Le syndrome de glissement s’aggrave très rapidement et de façon dramatique avec l’apparition de complications tels qu’un état de confusion mental grave, des néphrites, des surinfections pulmonaires, etc.

Dans 85 % des cas, ce syndrome mène au décès du patient en quelques jours (un mois maximum). Pour les 15 % restants, des rechutes sont possibles.

Toutefois, des améliorations sont possibles et facilement observables puisque le patient :

  • recommencera à s’alimenter et à boire normalement ;
  • recommencera à communiquer ;
  • sera dans un meilleur état psychique.

Lorsque les fonctions sphinctériennes se normalisent à leur tour, le pronostic est très favorable.

Prise en charge du syndrome de glissement

La prise en charge du syndrome de glissement est souvent complexe dans la mesure où les proches ne savent quoi faire.
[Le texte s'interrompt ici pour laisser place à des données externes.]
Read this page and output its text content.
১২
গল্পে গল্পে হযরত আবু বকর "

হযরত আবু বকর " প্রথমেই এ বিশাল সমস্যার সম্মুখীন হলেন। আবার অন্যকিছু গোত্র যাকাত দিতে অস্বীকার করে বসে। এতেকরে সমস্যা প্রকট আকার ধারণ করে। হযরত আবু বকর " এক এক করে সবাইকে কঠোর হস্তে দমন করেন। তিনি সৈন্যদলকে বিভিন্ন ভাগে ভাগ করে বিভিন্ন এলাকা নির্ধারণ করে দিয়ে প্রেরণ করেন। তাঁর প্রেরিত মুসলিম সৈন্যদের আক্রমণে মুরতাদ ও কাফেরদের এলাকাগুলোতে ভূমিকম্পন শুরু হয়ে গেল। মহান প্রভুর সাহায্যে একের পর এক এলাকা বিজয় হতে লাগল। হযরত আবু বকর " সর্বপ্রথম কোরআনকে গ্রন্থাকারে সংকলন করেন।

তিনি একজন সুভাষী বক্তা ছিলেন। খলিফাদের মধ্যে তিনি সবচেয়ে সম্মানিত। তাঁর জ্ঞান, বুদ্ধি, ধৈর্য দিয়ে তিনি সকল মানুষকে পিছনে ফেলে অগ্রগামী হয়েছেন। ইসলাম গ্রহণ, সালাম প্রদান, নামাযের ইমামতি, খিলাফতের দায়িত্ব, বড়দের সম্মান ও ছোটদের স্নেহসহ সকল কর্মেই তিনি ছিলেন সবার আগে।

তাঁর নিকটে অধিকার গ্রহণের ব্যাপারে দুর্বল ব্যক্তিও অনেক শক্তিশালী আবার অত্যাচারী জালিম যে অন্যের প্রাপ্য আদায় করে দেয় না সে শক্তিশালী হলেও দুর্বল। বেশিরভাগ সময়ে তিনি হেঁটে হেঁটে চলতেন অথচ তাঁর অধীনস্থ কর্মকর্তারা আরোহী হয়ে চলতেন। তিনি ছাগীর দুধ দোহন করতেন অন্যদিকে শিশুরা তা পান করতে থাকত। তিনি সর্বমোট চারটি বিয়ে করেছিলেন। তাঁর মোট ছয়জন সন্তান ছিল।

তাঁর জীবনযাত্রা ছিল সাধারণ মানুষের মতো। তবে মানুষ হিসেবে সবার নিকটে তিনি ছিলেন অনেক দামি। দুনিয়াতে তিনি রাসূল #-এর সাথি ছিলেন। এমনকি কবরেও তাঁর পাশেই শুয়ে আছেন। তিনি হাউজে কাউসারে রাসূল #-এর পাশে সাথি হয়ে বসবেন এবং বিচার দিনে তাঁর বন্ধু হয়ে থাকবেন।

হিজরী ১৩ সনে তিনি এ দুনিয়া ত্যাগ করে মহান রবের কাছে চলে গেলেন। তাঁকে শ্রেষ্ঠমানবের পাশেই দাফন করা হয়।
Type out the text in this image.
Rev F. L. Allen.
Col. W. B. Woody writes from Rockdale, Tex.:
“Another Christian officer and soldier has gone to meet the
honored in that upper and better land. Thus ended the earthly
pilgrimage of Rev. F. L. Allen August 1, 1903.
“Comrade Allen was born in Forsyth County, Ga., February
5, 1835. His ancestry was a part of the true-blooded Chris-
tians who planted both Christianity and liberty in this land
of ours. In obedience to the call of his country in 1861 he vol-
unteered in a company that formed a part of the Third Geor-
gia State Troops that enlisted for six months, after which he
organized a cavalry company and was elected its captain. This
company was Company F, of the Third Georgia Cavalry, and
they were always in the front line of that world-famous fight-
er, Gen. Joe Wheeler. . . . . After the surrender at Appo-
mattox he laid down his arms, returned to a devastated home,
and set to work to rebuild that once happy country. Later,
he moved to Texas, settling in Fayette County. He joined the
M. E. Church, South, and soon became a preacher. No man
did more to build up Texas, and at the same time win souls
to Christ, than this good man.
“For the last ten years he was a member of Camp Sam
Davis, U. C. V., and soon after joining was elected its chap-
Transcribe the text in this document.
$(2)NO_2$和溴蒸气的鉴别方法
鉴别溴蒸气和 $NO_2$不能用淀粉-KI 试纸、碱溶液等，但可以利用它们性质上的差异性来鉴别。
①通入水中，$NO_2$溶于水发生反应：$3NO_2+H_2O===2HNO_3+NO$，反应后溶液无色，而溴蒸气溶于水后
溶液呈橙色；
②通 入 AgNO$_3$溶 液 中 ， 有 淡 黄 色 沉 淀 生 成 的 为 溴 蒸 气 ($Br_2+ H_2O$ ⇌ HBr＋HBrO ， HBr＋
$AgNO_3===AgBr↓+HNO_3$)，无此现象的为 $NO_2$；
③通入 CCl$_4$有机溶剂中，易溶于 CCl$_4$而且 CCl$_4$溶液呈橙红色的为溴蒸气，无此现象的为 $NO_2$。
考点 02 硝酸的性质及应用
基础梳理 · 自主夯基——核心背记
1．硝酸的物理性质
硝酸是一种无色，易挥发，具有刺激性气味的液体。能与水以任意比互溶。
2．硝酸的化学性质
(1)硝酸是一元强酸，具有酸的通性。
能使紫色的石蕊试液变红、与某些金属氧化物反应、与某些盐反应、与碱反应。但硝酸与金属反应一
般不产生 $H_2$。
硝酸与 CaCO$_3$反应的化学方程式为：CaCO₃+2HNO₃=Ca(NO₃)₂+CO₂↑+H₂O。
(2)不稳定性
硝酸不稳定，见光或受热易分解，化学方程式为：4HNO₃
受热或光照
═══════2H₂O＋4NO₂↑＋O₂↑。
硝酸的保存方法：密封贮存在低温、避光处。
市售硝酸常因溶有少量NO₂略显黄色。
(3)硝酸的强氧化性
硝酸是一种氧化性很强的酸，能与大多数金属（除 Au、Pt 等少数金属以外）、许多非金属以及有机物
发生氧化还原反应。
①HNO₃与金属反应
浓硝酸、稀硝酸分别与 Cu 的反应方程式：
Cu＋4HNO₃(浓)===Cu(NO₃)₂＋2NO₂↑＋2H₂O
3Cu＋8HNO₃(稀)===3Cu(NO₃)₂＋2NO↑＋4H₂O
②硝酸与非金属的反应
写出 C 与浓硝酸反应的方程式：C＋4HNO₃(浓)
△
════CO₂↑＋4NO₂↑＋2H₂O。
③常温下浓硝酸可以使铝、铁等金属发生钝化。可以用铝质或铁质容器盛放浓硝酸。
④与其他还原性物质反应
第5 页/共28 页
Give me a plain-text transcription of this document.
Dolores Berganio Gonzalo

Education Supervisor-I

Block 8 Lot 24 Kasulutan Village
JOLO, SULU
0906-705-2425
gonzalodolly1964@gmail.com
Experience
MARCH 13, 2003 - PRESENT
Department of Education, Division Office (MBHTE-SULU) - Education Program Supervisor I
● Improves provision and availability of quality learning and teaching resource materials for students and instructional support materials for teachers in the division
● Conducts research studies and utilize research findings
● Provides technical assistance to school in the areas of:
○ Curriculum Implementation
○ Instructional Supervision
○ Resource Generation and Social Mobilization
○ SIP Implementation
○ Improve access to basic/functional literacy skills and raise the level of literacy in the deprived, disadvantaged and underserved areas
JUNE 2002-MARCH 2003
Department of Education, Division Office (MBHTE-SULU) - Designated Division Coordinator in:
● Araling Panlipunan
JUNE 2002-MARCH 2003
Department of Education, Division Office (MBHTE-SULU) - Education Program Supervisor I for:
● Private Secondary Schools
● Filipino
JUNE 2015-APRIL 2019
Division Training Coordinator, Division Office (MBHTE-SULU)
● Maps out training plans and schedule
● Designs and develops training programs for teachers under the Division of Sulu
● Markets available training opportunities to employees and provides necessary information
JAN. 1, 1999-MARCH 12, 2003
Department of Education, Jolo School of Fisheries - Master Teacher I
Ils se trouvent démunis face à des attitudes inattendues et ils sont dépassés par les événements.

Il est donc bien souvent nécessaire, si ce n’était pas encore le cas, de placer la personne en institution afin d’une part de pouvoir assurer des soins continus, et d’autre part de soulager la famille qui ignore généralement comment prendre en charge leur proche qui est « glissant » et qui se dérobe aux soins.

Il n’est toutefois pas rare que les personnes qui développent un syndrome de glissement soient celles qui sont abandonnées par leurs proches (il peut même s’agir là de l’élément déclencheur).

Le principal risque est de voir les aides-soignants adopter des attitudes brutales (pour ne pas dire violentes, parfois) ou en tout cas inadaptées par manque de savoir-faire. Même si le diagnostic parvient à être posé, il n’existe pas de consensus sur le traitement à adopter.

D’une façon générale, la prise en charge devra être multidisciplinaire.

Prise en charge d'ordre symptomatique

Elle s'oriente vers :

  • la renutrition et la réhydratation du patient ;
  • le traitement des complications (lavement en cas de constipation, sonde rectale en cas de météorisme abdominal, mobilisation et massage en kinésithérapie, etc.) ;
  • la prescription médicamenteuse en fonction des besoins, notamment des antibiotiques (les antidépresseurs sont inefficaces chez un tiers des patients).

Prise en charge d’ordre général

Elle consiste en :

  • une présence infirmière prodiguant des soins qui tiennent compte du volet psychique du syndrome ;
  • la prévention des escarres ;
  • un suivi psychothérapeutique.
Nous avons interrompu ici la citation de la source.